- One of first female government officials in New Mexico
- First New Mexican woman and the first Latina to run for national office
Born into a well-to-do family that traced its heritage to eleventh-century Spain, Adelina “Nina” Maria Isabel Emilia Otero was born in 1881 in Las Lunas, New Mexico. Otero-Warren was given an excellent education, first in Santa Fe, and then at Maryville College in St. Louis (1892-1894) at a time when it was unusual for a woman to be given a college education. From St. Louis she moved to New York City for a time to work at a settlement house.
Her family in New Mexico was active and influential in politics at a time when growth and commerce were transforming the territory. When her second cousin, Miguel Otero, was appointed territorial governor of New Mexico (1897-1906), Otero-Warren opted to return to Santa Fe and take part in what was happening there.
In 1908 she married a cavalry officer by the name of Rawson Warren, but the marriage did not last long. After two years, Adelina divorced her husband. Divorce was frowned upon at that time, so she kept her hyphenated name and told people she was a widow.

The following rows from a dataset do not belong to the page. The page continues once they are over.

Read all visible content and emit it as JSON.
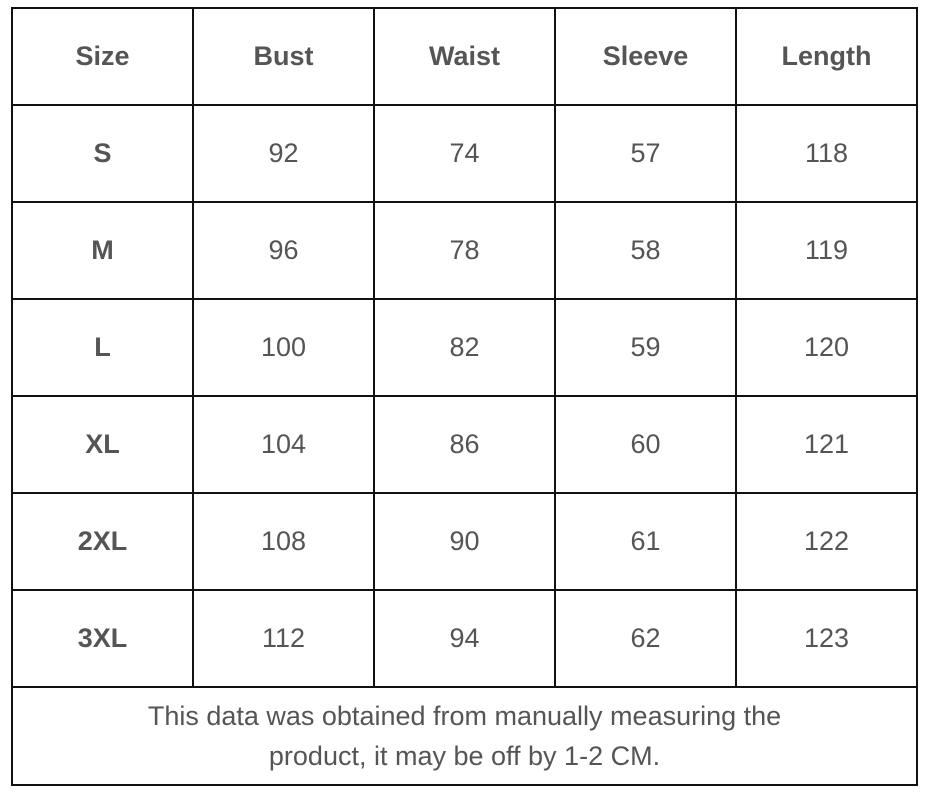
{
  "table": {
    "headers": [
      "Size",
      "Bust",
      "Waist",
      "Sleeve",
      "Length"
    ],
    "rows": [
      [
        "S",
        "92",
        "74",
        "57",
        "118"
      ],
      [
        "M",
        "96",
        "78",
        "58",
        "119"
      ],
      [
        "L",
        "100",
        "82",
        "59",
        "120"
      ],
      [
        "XL",
        "104",
        "86",
        "60",
        "121"
      ],
      [
        "2XL",
        "108",
        "90",
        "61",
        "122"
      ],
      [
        "3XL",
        "112",
        "94",
        "62",
        "123"
      ]
    ],
    "note_line1": "This data was obtained from manually measuring the",
    "note_line2": "product, it may be off by 1-2 CM."
  }
}
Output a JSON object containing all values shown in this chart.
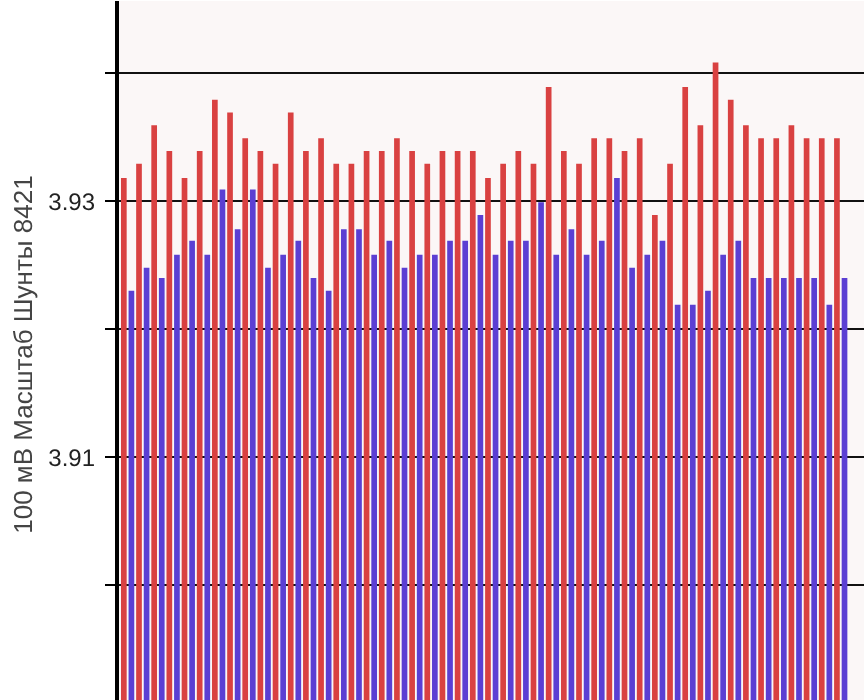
{
  "chart_data": {
    "type": "bar",
    "ylabel": "100 мВ Масштаб  Шунты 8421",
    "categories": [
      null,
      null,
      null,
      null,
      null,
      null,
      null,
      null,
      null,
      null,
      null,
      null,
      null,
      null,
      null,
      null,
      null,
      null,
      null,
      null,
      null,
      null,
      null,
      null,
      null,
      null,
      null,
      null,
      null,
      null,
      null,
      null,
      null,
      null,
      null,
      null,
      null,
      null,
      null,
      null,
      null,
      null,
      null,
      null,
      null,
      null,
      null,
      null
    ],
    "series": [
      {
        "color": "#d94141",
        "values": [
          3.9318,
          3.9329,
          3.9359,
          3.9339,
          3.9318,
          3.9339,
          3.9379,
          3.9369,
          3.9349,
          3.9339,
          3.9329,
          3.9369,
          3.9339,
          3.9349,
          3.9329,
          3.9329,
          3.9339,
          3.9339,
          3.9349,
          3.9339,
          3.9329,
          3.9339,
          3.9339,
          3.9339,
          3.9318,
          3.9329,
          3.9339,
          3.9329,
          3.9389,
          3.9339,
          3.9329,
          3.9349,
          3.9349,
          3.9339,
          3.9349,
          3.9289,
          3.9329,
          3.9389,
          3.9359,
          3.9408,
          3.9379,
          3.9359,
          3.9349,
          3.9349,
          3.9359,
          3.9349,
          3.9349,
          3.9349
        ]
      },
      {
        "color": "#5b3fd3",
        "values": [
          3.923,
          3.9248,
          3.924,
          3.9258,
          3.9269,
          3.9258,
          3.9309,
          3.9278,
          3.9309,
          3.9248,
          3.9258,
          3.9269,
          3.924,
          3.923,
          3.9278,
          3.9278,
          3.9258,
          3.9269,
          3.9248,
          3.9258,
          3.9258,
          3.9269,
          3.9269,
          3.9289,
          3.9258,
          3.9269,
          3.9269,
          3.9299,
          3.9258,
          3.9278,
          3.9258,
          3.9269,
          3.9318,
          3.9248,
          3.9258,
          3.9269,
          3.9219,
          3.9219,
          3.923,
          3.9258,
          3.9269,
          3.924,
          3.924,
          3.924,
          3.924,
          3.924,
          3.9219,
          3.924
        ]
      }
    ],
    "ylim": [
      3.891,
      3.9456
    ],
    "yticks": [
      {
        "value": 3.94,
        "label": null
      },
      3.93,
      {
        "value": 3.92,
        "label": null
      },
      3.91,
      {
        "value": 3.9,
        "label": null
      }
    ],
    "grid": "y"
  }
}
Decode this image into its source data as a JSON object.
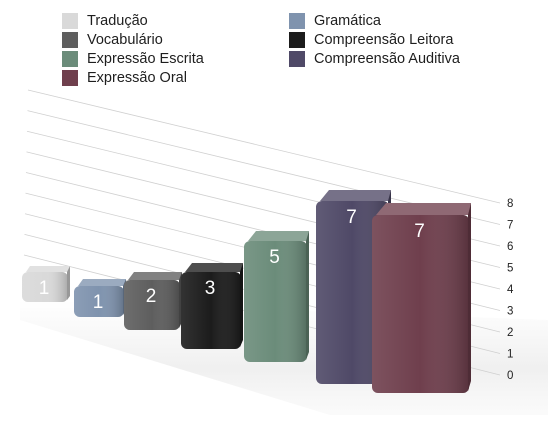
{
  "chart_data": {
    "type": "bar",
    "categories": [
      "Tradução",
      "Gramática",
      "Vocabulário",
      "Compreensão Leitora",
      "Expressão Escrita",
      "Compreensão Auditiva",
      "Expressão Oral"
    ],
    "values": [
      1,
      1,
      2,
      3,
      5,
      7,
      7
    ],
    "data_labels": [
      "1",
      "1",
      "2",
      "3",
      "5",
      "7",
      "7"
    ],
    "colors": [
      "#d9d9d9",
      "#7f93ae",
      "#5e5e5e",
      "#1c1c1c",
      "#6b8c7a",
      "#4f4967",
      "#6f3f4d"
    ],
    "ylim": [
      0,
      8
    ],
    "y_ticks": [
      "0",
      "1",
      "2",
      "3",
      "4",
      "5",
      "6",
      "7",
      "8"
    ],
    "grid": true,
    "legend_position": "top",
    "style": "3d-perspective"
  },
  "legend": {
    "items": [
      {
        "label": "Tradução",
        "color": "#d9d9d9"
      },
      {
        "label": "Gramática",
        "color": "#7f93ae"
      },
      {
        "label": "Vocabulário",
        "color": "#5e5e5e"
      },
      {
        "label": "Compreensão Leitora",
        "color": "#1c1c1c"
      },
      {
        "label": "Expressão Escrita",
        "color": "#6b8c7a"
      },
      {
        "label": "Compreensão Auditiva",
        "color": "#4f4967"
      },
      {
        "label": "Expressão Oral",
        "color": "#6f3f4d"
      }
    ]
  }
}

In 1918 Otero-Warren was appointed to serve as Superintendent of Schools for Santa Fe; subsequently she was elected to this post. She proved to be gifted in her ability to work with all constituencies since she was well-respected and also bilingual.
Suffrage Battle Taking Place Nationwide
When the Congressional Union for Woman Suffrage leader Ella St. Clair Thompson arrived in New Mexico she soon found that her best ally was going to be Adelina Otero-Warren, the niece of the popular head of the state’s Republican party and a prominent woman in her own right. By 1917 Alice Paul, who headed the national organization, asked Otero-Warren to lead the state Congressional Union (later known as the National Woman’s Party). The task at hand was urging passage of the 19th Amendment in the state legislature. When the states ratified it and the federal amendment took effect, women of New Mexico finally gained full suffrage, one of the last states in the West to give voting rights to women (though it left off of the voting rosters the state’s large population of Native American women).
From 1917-1929, Otero-Warren continued on as one of New Mexico’s first female government officials: first as Santa Fe Superintendent of Instruction followed by chairing the State Board of Health. In 1923 she became Inspector of Indian Schools in Santa Fe County. Several years later she was appointed state director of the federal Civilian Conservation Corps by President Franklin D. Roosevelt.
In 1922 Otero-Warren decided to run for Congress. She was an effective campaigner and talked of her work in education and her interests in temperance and social welfare. During the campaign, her second cousin, the former governor, publicly revealed that Otero-Warren had been deceptive about her marital status; her spouse was not dead, she had divorced him.
Though the divorce had occurred a dozen years before the election, the news was powerful enough to tip the scales in favor of her Democratic opponent. She lost by 10,000 votes.
Otero-Warren’s contributions to her community were not just in the political realm. She was involved in preservation of historic structures in both Santa Fe and Taos, and she worked closely with the arts community that congregated in the state. She was instrumental in renewing interest in and respect for Hispanic and Indian culture.
Her life on the family hacienda was recorded in her book, Old Spain in Our Southwest (1936). Until her death in 1965, she continued her life in New Mexico as a businesswoman, educator, writer, and political activist.